Elle est la fondatrice de la Fondation communautaire masaï OMOM, qui soutient les enfants issus de communautés marginalisées rencontrant des difficultés d’accès à l’éducation.
Enseigner dans une langue que les élèves comprennent.
« Je suis née et j’ai grandi dans une communauté masaï où le maa, notre langue maternelle, est bien plus qu’une langue : c’est notre identité et notre sentiment d’appartenance. »
Le maa est parlé par environ 1,5 million de personnes dans le sud du Kenya et le nord de la Tanzanie.
En grandissant, Naomi a constaté de visu les conséquences d’un système éducatif qui ne prend pas en compte les langues et les cultures des enfants.

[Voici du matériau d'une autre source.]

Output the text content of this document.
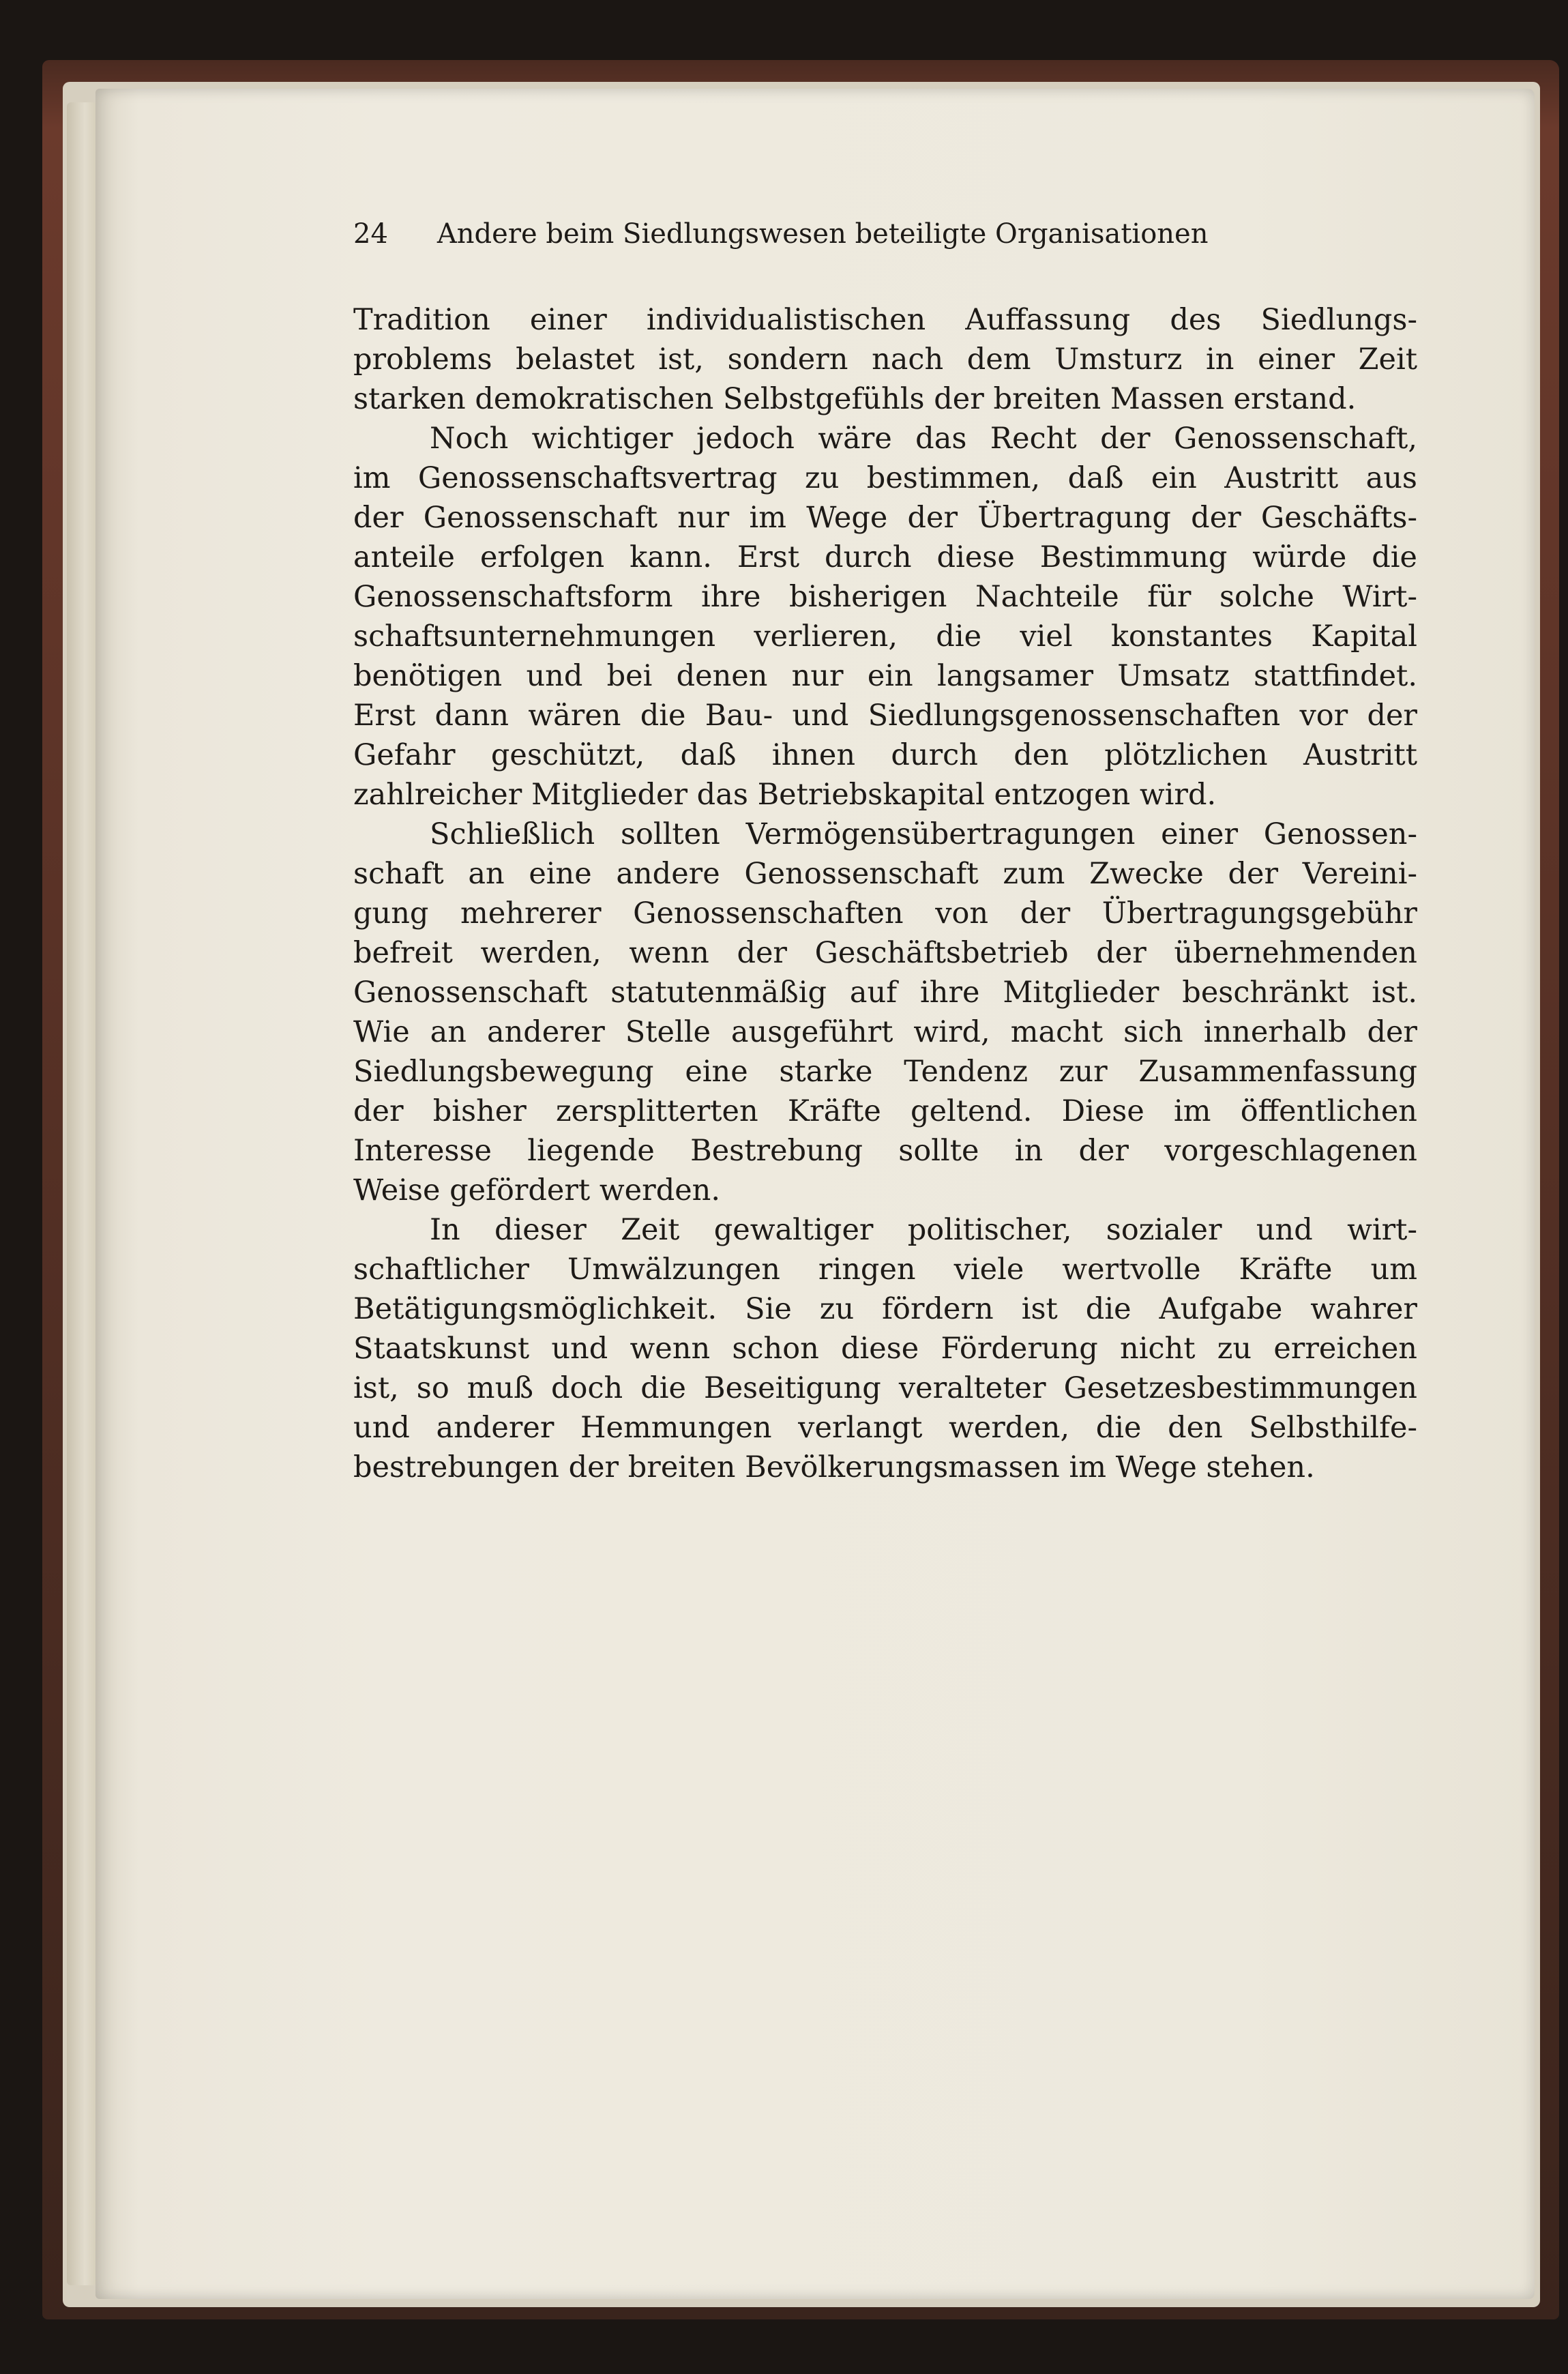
24 Andere beim Siedlungswesen beteiligte Organisationen

Tradition einer individualistischen Auffassung des Siedlungs-
problems belastet ist, sondern nach dem Umsturz in einer Zeit
starken demokratischen Selbstgefühls der breiten Massen erstand.

Noch wichtiger jedoch wäre das Recht der Genossenschaft,
im Genossenschaftsvertrag zu bestimmen, daß ein Austritt aus
der Genossenschaft nur im Wege der Übertragung der Geschäfts-
anteile erfolgen kann. Erst durch diese Bestimmung würde die
Genossenschaftsform ihre bisherigen Nachteile für solche Wirt-
schaftsunternehmungen verlieren, die viel konstantes Kapital
benötigen und bei denen nur ein langsamer Umsatz stattfindet.
Erst dann wären die Bau- und Siedlungsgenossenschaften vor der
Gefahr geschützt, daß ihnen durch den plötzlichen Austritt
zahlreicher Mitglieder das Betriebskapital entzogen wird.

Schließlich sollten Vermögensübertragungen einer Genossen-
schaft an eine andere Genossenschaft zum Zwecke der Vereini-
gung mehrerer Genossenschaften von der Übertragungsgebühr
befreit werden, wenn der Geschäftsbetrieb der übernehmenden
Genossenschaft statutenmäßig auf ihre Mitglieder beschränkt ist.
Wie an anderer Stelle ausgeführt wird, macht sich innerhalb der
Siedlungsbewegung eine starke Tendenz zur Zusammenfassung
der bisher zersplitterten Kräfte geltend. Diese im öffentlichen
Interesse liegende Bestrebung sollte in der vorgeschlagenen
Weise gefördert werden.

In dieser Zeit gewaltiger politischer, sozialer und wirt-
schaftlicher Umwälzungen ringen viele wertvolle Kräfte um
Betätigungsmöglichkeit. Sie zu fördern ist die Aufgabe wahrer
Staatskunst und wenn schon diese Förderung nicht zu erreichen
ist, so muß doch die Beseitigung veralteter Gesetzesbestimmungen
und anderer Hemmungen verlangt werden, die den Selbsthilfe-
bestrebungen der breiten Bevölkerungsmassen im Wege stehen.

Mon parcours scolaire n’a pas été facile et, comme beaucoup d’enfants masaï, surtout les filles, j’ai grandi dans un système où notre langue et notre culture étaient rarement représentées en classe, ce qui rendait l’apprentissage intimidant. C’est ce qui a forgé mon engagement à faire en sorte que les enfants de ma communauté puissent accéder à l’éducation sans perdre leur identité.
Son expérience est partagée par de nombreux enfants autochtones à travers le monde. À l’échelle mondiale, 40 % de la population n’a pas accès à une éducation dans une langue qu’elle parle ou comprend.